“Quattro” di Tommaso Cimino e Angelo Grimaldi.

Conclusa  la rilassante pausa estiva, riprendono gli interessanti incontri organizzati dalla nostra Associazione.
Venerdì 10 Ottobre, presso lo storico Palazzo Beneventano, il Prof. Tommaso Cimino ed il fotografo Angelo Grimaldi hanno presentato, al folto pubblico intervenuto, la loro originale pubblicazione dal titolo “Quattro”, edita dalla casa Duetredue, molto attiva nel campo editoriale soprattutto del territorio, rappresentata per l’occasione da Salvo Arcidiacono.F31
Il Presidente Archeoclub, prof. Filadelfio Inserra, ha dato avvio all’incontro, salutando e ringraziando il pubblico, gli autori, l’editore , nonché il relatore, prof.  Paolo Giansiracusa, tutti eminenti personalità nel loro campo, ben noti ai nostri soci per precedenti occasioni d’incontro.
Il prof. Cimino, ha voluto subito fornire una chiave di lettura dell’opera, chiarendo anche il significato dell’enigmatico titolo: l’immagine che ha il suo doppio nella parola, ovvero nella narrativa , nella filosofia, nella poesia; un concetto che avrebbe ampliato e meglio chiarito, con il suo consueto fascino affabulatorio, il prof. Giansiracusa, che ha preso la parola subito dopo.
Ha esordito affermando che quello presentato non è un libro, bensì un’occasione di riflessione e meditazione; le immagini non sono semplici fotografie, ma rappresentazioni di una realtà filtrata dalla sensibilità del fotografo.
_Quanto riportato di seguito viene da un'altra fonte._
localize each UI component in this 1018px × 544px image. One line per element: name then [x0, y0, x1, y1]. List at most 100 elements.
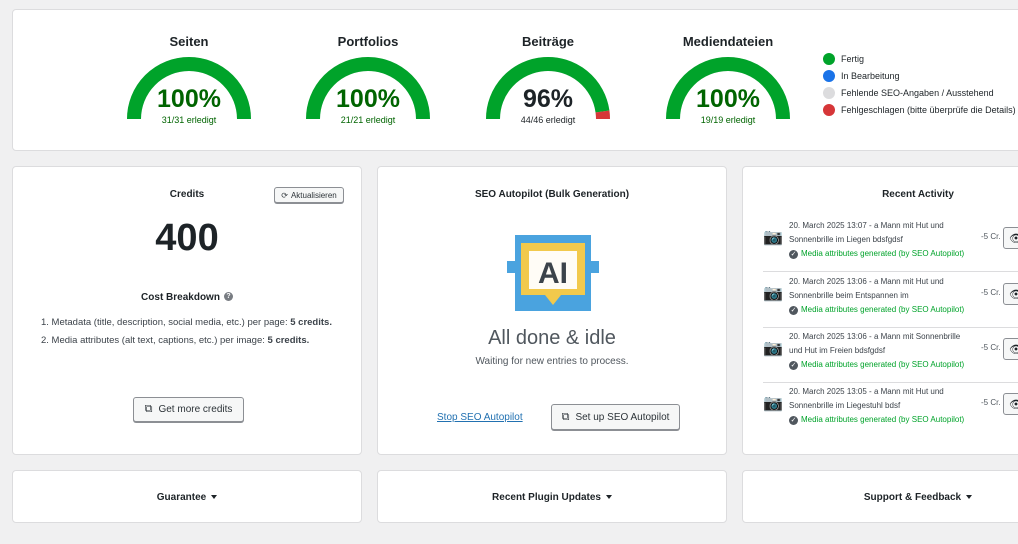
get-more-credits-button[interactable]: ⧉ Get more credits — [133, 397, 244, 422]
refresh-button[interactable]: ⟳ Aktualisieren — [274, 187, 344, 203]
gauge-title: Portfolios — [337, 34, 399, 49]
gauge-title: Beiträge — [521, 34, 575, 49]
legend-label: Fertig — [841, 53, 865, 64]
autopilot-title: SEO Autopilot (Bulk Generation) — [474, 189, 630, 200]
cost-item-text: 1. Metadata (title, description, social … — [41, 317, 291, 328]
view-button[interactable]: 👁 — [1003, 393, 1018, 415]
activity-status-text: Media attributes generated (by SEO Autop… — [801, 305, 965, 314]
view-button[interactable]: 👁 — [1003, 283, 1018, 305]
seo-autopilot-card: SEO Autopilot (Bulk Generation) AI All d… — [377, 166, 727, 455]
gauge-title: Seiten — [169, 34, 209, 49]
activity-status: ✓ Media attributes generated (by SEO Auto… — [789, 413, 979, 427]
activity-cost: -5 Cr. — [981, 232, 1001, 241]
cost-item-value: 5 credits. — [267, 335, 310, 346]
plugin-updates-toggle[interactable]: Recent Plugin Updates — [378, 492, 726, 503]
guarantee-toggle[interactable]: Guarantee — [13, 492, 361, 503]
help-icon[interactable]: ? — [223, 292, 233, 301]
gauge-title: Mediendateien — [682, 34, 774, 49]
view-button[interactable]: 👁 — [1003, 227, 1018, 249]
recent-activity-card: Recent Activity 📷 20. March 2025 13:07 -… — [742, 166, 1018, 455]
check-icon: ✓ — [789, 415, 798, 425]
media-icon: 📷 — [763, 395, 783, 412]
activity-text: 20. March 2025 13:06 - a Mann mit Sonnen… — [789, 330, 979, 372]
eye-icon: 👁 — [1009, 343, 1018, 356]
refresh-icon: ⟳ — [281, 190, 288, 200]
activity-status: ✓ Media attributes generated (by SEO Auto… — [789, 247, 979, 261]
credits-card: Credits ⟳ Aktualisieren 400 Cost Breakdo… — [12, 166, 362, 455]
support-feedback-panel[interactable]: Support & Feedback — [742, 470, 1018, 523]
gauge-seiten: Seiten 100% 31/31 erledigt — [119, 10, 259, 125]
activity-status: ✓ Media attributes generated (by SEO Auto… — [789, 358, 979, 372]
media-icon: 📷 — [763, 229, 783, 246]
cost-item: 1. Metadata (title, description, social … — [41, 317, 332, 328]
eye-icon: 👁 — [1009, 288, 1018, 301]
gauge-percent: 100% — [157, 85, 221, 113]
legend-item-failed: Fehlgeschlagen (bitte überprüfe die Deta… — [823, 101, 1016, 118]
activity-cost: -5 Cr. — [981, 288, 1001, 297]
legend-label: Fehlende SEO-Angaben / Ausstehend — [841, 87, 994, 98]
activity-line: und Hut im Freien bdsfgdsf — [789, 346, 886, 355]
guarantee-panel[interactable]: Guarantee — [12, 470, 362, 523]
activity-cost: -5 Cr. — [981, 343, 1001, 352]
legend-label: In Bearbeitung — [841, 70, 900, 81]
legend-label: Fehlgeschlagen (bitte überprüfe die Deta… — [841, 104, 1016, 115]
activity-cost: -5 Cr. — [981, 398, 1001, 407]
legend-item-pending: Fehlende SEO-Angaben / Ausstehend — [823, 84, 1016, 101]
legend-dot — [823, 86, 835, 99]
activity-line: Sonnenbrille beim Entspannen im — [789, 291, 909, 300]
activity-item: 📷 20. March 2025 13:05 - a Mann mit Hut … — [763, 383, 1018, 438]
cost-breakdown-label: Cost Breakdown — [141, 292, 220, 303]
external-link-icon: ⧉ — [561, 410, 570, 423]
gauge-percent: 96% — [522, 85, 574, 113]
cost-item-text: 2. Media attributes (alt text, captions,… — [41, 335, 268, 346]
activity-item: 📷 20. March 2025 13:06 - a Mann mit Hut … — [763, 273, 1018, 328]
setup-autopilot-label: Set up SEO Autopilot — [575, 411, 670, 423]
progress-overview-card: Seiten 100% 31/31 erledigt Portfolios 10… — [12, 9, 1018, 151]
activity-line: 20. March 2025 13:06 - a Mann mit Hut un… — [789, 277, 944, 286]
check-icon: ✓ — [789, 360, 798, 370]
guarantee-label: Guarantee — [156, 492, 207, 503]
cost-item-value: 5 credits. — [290, 317, 332, 328]
activity-item: 📷 20. March 2025 13:07 - a Mann mit Hut … — [763, 217, 1018, 272]
cost-item: 2. Media attributes (alt text, captions,… — [41, 335, 332, 346]
activity-title: Recent Activity — [882, 189, 954, 200]
eye-icon: 👁 — [1009, 398, 1018, 411]
activity-line: 20. March 2025 13:06 - a Mann mit Sonnen… — [789, 332, 961, 341]
stop-autopilot-link[interactable]: Stop SEO Autopilot — [437, 412, 523, 423]
plugin-updates-label: Recent Plugin Updates — [492, 492, 601, 503]
gauge-done-count: 44/46 erledigt — [520, 115, 576, 125]
activity-status-text: Media attributes generated (by SEO Autop… — [801, 360, 965, 369]
media-icon: 📷 — [763, 340, 783, 357]
activity-text: 20. March 2025 13:07 - a Mann mit Hut un… — [789, 219, 979, 261]
gauge-percent: 100% — [696, 85, 760, 113]
gauge-portfolios: Portfolios 100% 21/21 erledigt — [298, 10, 438, 125]
legend-dot — [823, 103, 835, 116]
ai-logo-icon: AI — [507, 235, 599, 311]
get-more-credits-label: Get more credits — [158, 404, 233, 415]
support-feedback-label: Support & Feedback — [863, 492, 962, 503]
setup-autopilot-button[interactable]: ⧉ Set up SEO Autopilot — [551, 404, 680, 430]
activity-line: Sonnenbrille im Liegen bdsfgdsf — [789, 235, 903, 244]
activity-line: Sonnenbrille im Liegestuhl bdsf — [789, 401, 901, 410]
gauge-mediendateien: Mediendateien 100% 19/19 erledigt — [658, 10, 798, 125]
view-button[interactable]: 👁 — [1003, 338, 1018, 360]
support-feedback-toggle[interactable]: Support & Feedback — [743, 492, 1018, 503]
legend-dot — [823, 69, 835, 82]
legend-item-in-progress: In Bearbeitung — [823, 67, 1016, 84]
legend-item-done: Fertig — [823, 50, 1016, 67]
status-legend: Fertig In Bearbeitung Fehlende SEO-Angab… — [823, 50, 1016, 118]
activity-status-text: Media attributes generated (by SEO Autop… — [801, 415, 965, 424]
activity-line: 20. March 2025 13:07 - a Mann mit Hut un… — [789, 221, 944, 230]
media-icon: 📷 — [763, 285, 783, 302]
gauge-done-count: 31/31 erledigt — [161, 115, 217, 125]
activity-status-text: Media attributes generated (by SEO Autop… — [801, 249, 965, 258]
activity-text: 20. March 2025 13:06 - a Mann mit Hut un… — [789, 275, 979, 317]
activity-item: 📷 20. March 2025 13:06 - a Mann mit Sonn… — [763, 328, 1018, 383]
activity-text: 20. March 2025 13:05 - a Mann mit Hut un… — [789, 385, 979, 427]
plugin-updates-panel[interactable]: Recent Plugin Updates — [377, 470, 727, 523]
gauge-beitraege: Beiträge 96% 44/46 erledigt — [478, 10, 618, 125]
credits-amount: 400 — [155, 217, 219, 259]
check-icon: ✓ — [789, 305, 798, 315]
gauge-done-count: 19/19 erledigt — [700, 115, 756, 125]
caret-down-icon — [211, 495, 218, 500]
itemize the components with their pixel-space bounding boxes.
Il libro si articola in 50 paragrafi, che mettono a confronto un’immagine con brani di letteratura, poesia, filosofia, interpretati con la sensibilità del prof. Cimino, che aggiunge la sua riflessione al testo; e sono riflessioni tipiche dello studioso, la cui cultura spazia in molteplici campi del sapere, non solo filosofico. Le fotografie sono, per il prof. Giansiracusa, espressioni altissime di surrealismo puro: non per niente, i dadaisti iniziarono il loro percorso artistico come fotografi.F26
La fotografia non è realtà, bensì immagine di tempo, emozione e ricordo, cresce con gli anni, si carica di significati diversi. Quelle di Grimaldi sono foto di grande valore e qualità, ma che spesso evidenziano anche una sottile vena di  ironia, ad esempio quando riprende quattro giunoniche signore, sedute davanti ad un tabellone tappezzato da quattro carte di lutto.
Un apprezzato intermezzo musicale e coreografico, curato da quattro ragazze  che fanno parte della Cooperativa “ Il Melograno”( associazione culturale che gestisce laboratori di canto, danza, recitazione per i giovani ) ha aggiunto bellezza alla bellezza.
Al termine di questo piacevole intervallo, ha preso la parola il Sindaco, Rosario Lo Faro, che ha espresso il suo compiacimento per manifestazioni come questa, che unisce arte, poesia, immagini, e se ne augura una sempre più ampia diffusione.
Ha preso quindi la parola Salvo Arcidiacono, giovane ed entusiasta editore, che ha raccontato alcuni aneddoti legati alla genesi del libro, già presentato con successo in numerosi paesi della Sicilia; un libro, a suo avviso, che può essere letto agevolmente, nonostante la sua mole, proprio per la sua struttura in sezioni.
È seguita  la proiezione di un video, con le immagini più significative tratte dal libro, commentate dal suo autore, Angelo Grimaldi. Gli interventi del pubblico, che hanno approfondito con gli autori singolari spunti dell’opera, hanno confermato l’interesse suscitato da una pubblicazione così originale.F4
Una seconda, piacevole esibizione delle ragazze della Melograno, che hanno cantato e danzato con maestria e leggerezza un brano di Fiorella Mannoia, ha concluso questa apprezzata serata.